In 2013, the Guru fund was the top issue in its category, according to Morningstar Inc.
This year, it ranks dead last.
It hasn’t lost money – and it is still outperforming the S&P sharply since inception – but it’s pretty much in line with the average large-cap fund since it opened, despite one year of superior results.
In other words, thus far, it has mostly proven to be a “different” mousetrap.
Whether the iBillionaire fund can escape that label and prove to be superior to the competition is a long way off.
First it must attract enough assets to survive, which in the world of ETFs means luring in excess of $50 million in short order; there, the success of GURU would be a strong positive.
Then, it must deliver performance that inspires confidence, that makes the public feel that “invest like a billionaire” is an actual strategy, rather than a slogan, the kind of numbers that show that when you put these colorful big names together – and none of the billionaires is actually affiliated with the index or the fund in any way – you get the best of their insights rather than a puddle of mud.

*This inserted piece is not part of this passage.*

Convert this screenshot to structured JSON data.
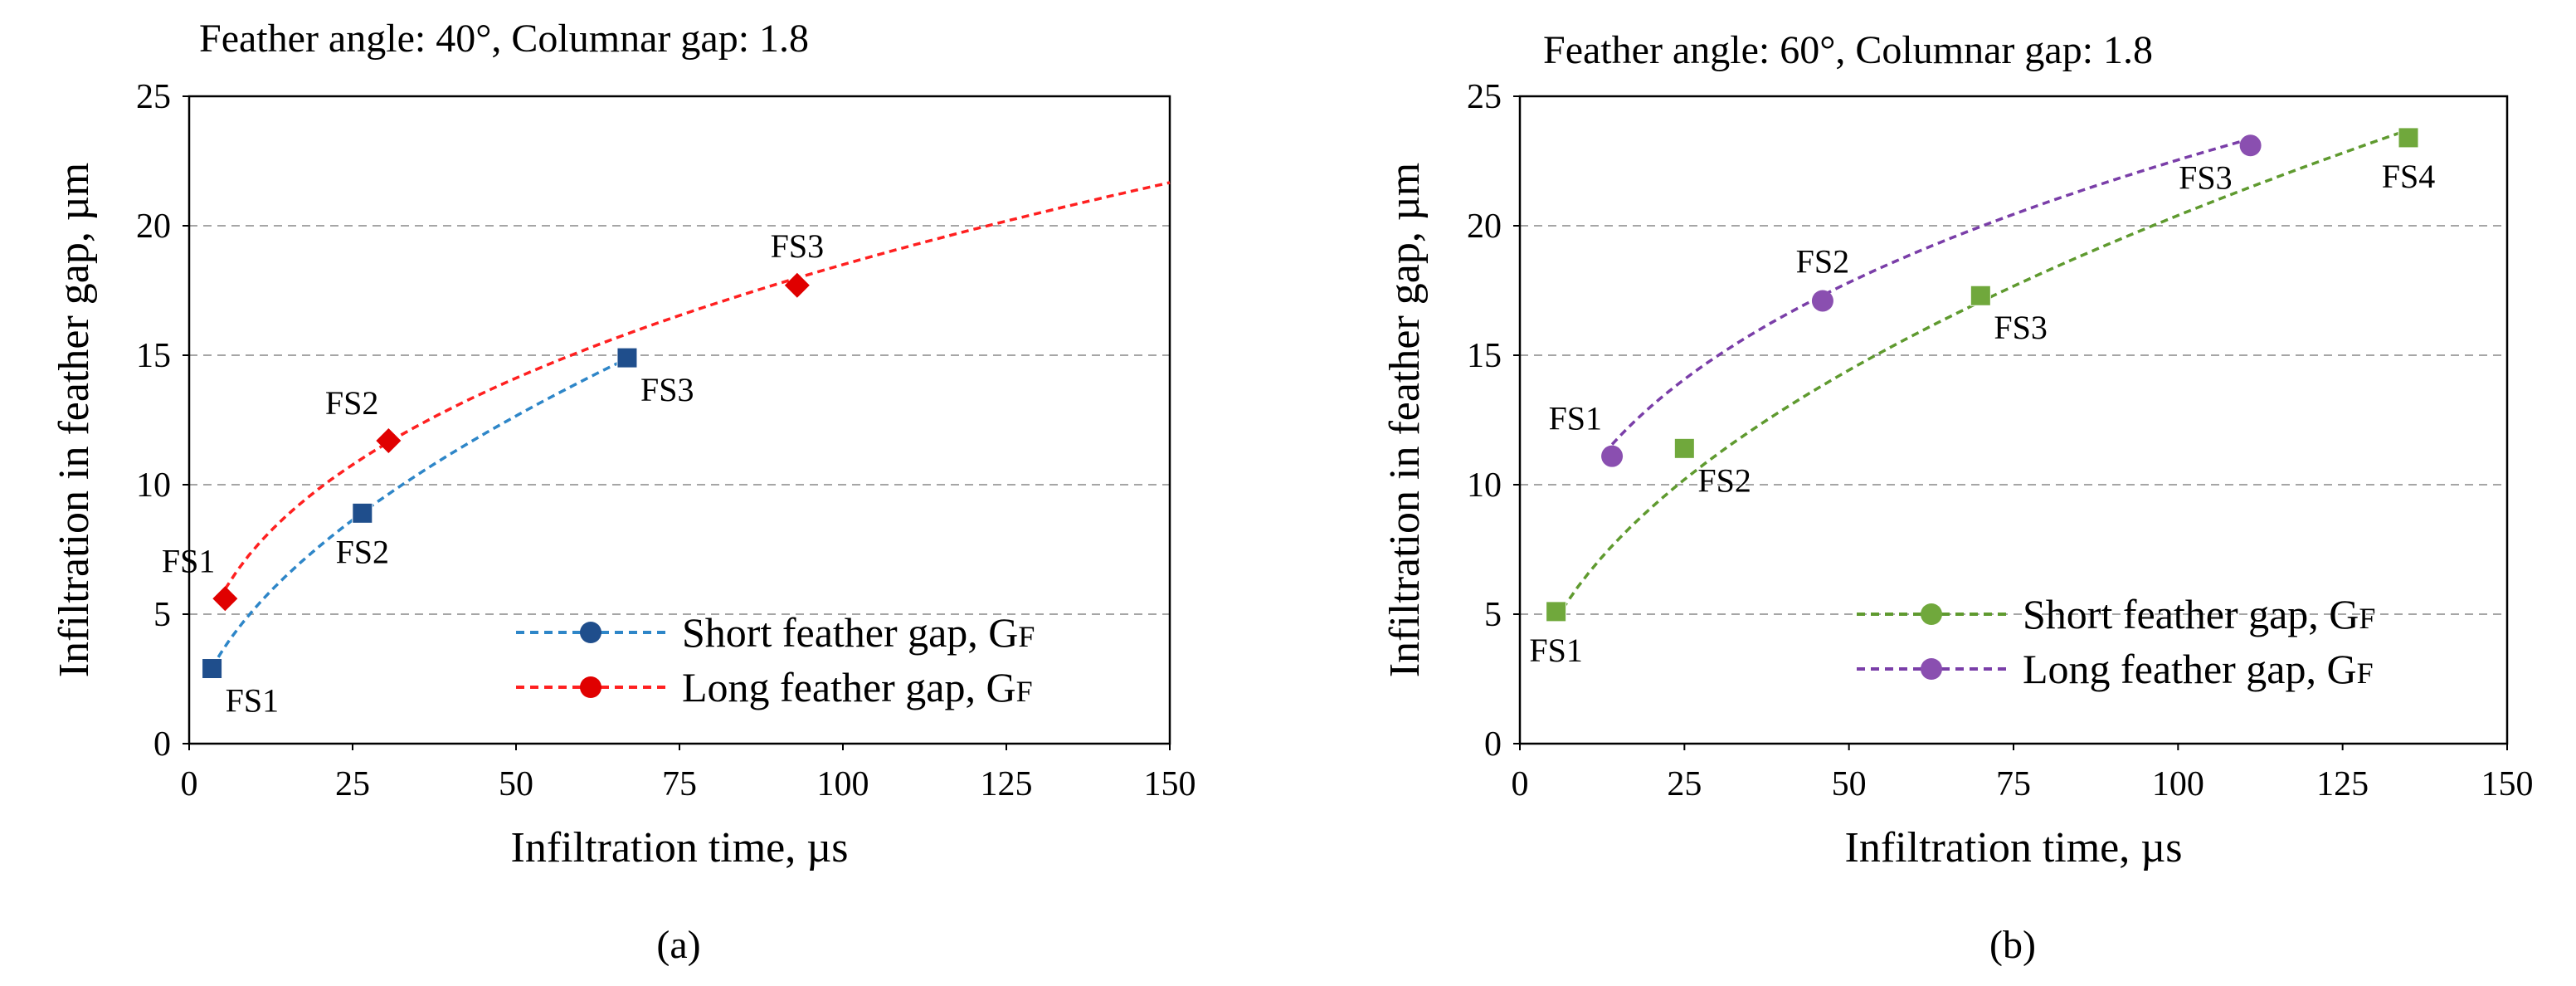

Given enough time, the strategy indeed may prove itself to be better than the Dow Jones and/or S&P, but right now it feels like an idea for people who don’t want to do research or homework themselves, but who want to invest like that guy they know with a lot of money.
If that feels like a schtick instead of a strategy – and it does to me – then avoid the fund until it’s proven. If you love the idea, however, you can take a chance and dive in; just remember that the experience pool is shallow and that nifty ideas may make for good marketing hype but they don’t always turn into good funds.